Intermission, get some popcorn, Act 2 coming up Camera Movements
Camera Movements Movement is what movies are all about. Whenever possible, find a way to integrate movement within the frame.
Movement -- Pan A pan is a left to right, or a right to left, horizontal movement of the camera on its own axis. What could they be used for?
Movement -- Pan They can be used to follow moving subjects, shift an audience's attention from subject to subject or simply display a panoramic landscape.
Pan Tip In most cases, you should pan slowly and keep the camera still for a few seconds at the beginning and end of a pan. This ensures that the pan will edit properly with static shots.
Movement -- Tilt A tilt is an up or down vertical movement of the camera on its own axis. Tilts are great for capturing vertical action.
Movement -- Zoom Everyone knows what a zoom is. In fact, it's the most overused shot in film and video. Use Sparingly! Why?

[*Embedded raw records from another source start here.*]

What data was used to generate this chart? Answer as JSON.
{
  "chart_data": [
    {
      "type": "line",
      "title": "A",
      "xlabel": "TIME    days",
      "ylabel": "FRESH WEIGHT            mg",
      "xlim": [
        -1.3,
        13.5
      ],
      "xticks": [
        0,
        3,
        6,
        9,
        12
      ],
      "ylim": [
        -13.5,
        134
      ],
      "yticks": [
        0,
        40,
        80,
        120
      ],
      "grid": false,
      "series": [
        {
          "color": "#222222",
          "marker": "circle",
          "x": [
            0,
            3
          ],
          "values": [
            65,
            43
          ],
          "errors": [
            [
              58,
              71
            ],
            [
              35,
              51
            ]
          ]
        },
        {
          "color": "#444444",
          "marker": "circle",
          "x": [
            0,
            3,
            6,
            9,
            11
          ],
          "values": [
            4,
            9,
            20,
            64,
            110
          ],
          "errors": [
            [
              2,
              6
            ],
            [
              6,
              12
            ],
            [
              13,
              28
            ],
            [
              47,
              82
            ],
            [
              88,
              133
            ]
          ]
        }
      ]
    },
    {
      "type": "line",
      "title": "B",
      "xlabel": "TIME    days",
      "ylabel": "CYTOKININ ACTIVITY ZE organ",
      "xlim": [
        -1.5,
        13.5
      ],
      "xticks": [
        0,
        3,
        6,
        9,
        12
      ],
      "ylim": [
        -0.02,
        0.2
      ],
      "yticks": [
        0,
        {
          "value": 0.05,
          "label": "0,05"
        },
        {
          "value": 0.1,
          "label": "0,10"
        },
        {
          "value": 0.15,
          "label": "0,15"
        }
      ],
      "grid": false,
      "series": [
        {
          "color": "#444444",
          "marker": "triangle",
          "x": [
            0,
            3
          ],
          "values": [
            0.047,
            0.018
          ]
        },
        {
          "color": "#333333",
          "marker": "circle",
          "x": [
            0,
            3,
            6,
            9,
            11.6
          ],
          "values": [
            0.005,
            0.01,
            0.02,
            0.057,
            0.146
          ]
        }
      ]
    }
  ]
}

Movement -- Dolly A tracking/dolly shot is one where the camera moves parallel to the action or toward or away from the subject.
Dolly Tip To enhance the dolly effect, place objects such as plants, lamps, trees or fences in the foreground. (Objects in the foreground move faster than those in the background and give the audience a greater feeling of movement.)
Movement -- Truck The subject is stationary, the camera moves toward or away from it. For example, if you are shooting a grove of trees with a hand-held camera, you can give the viewer a visual sense of moving through the area by walking toward or away from the trees with the camera.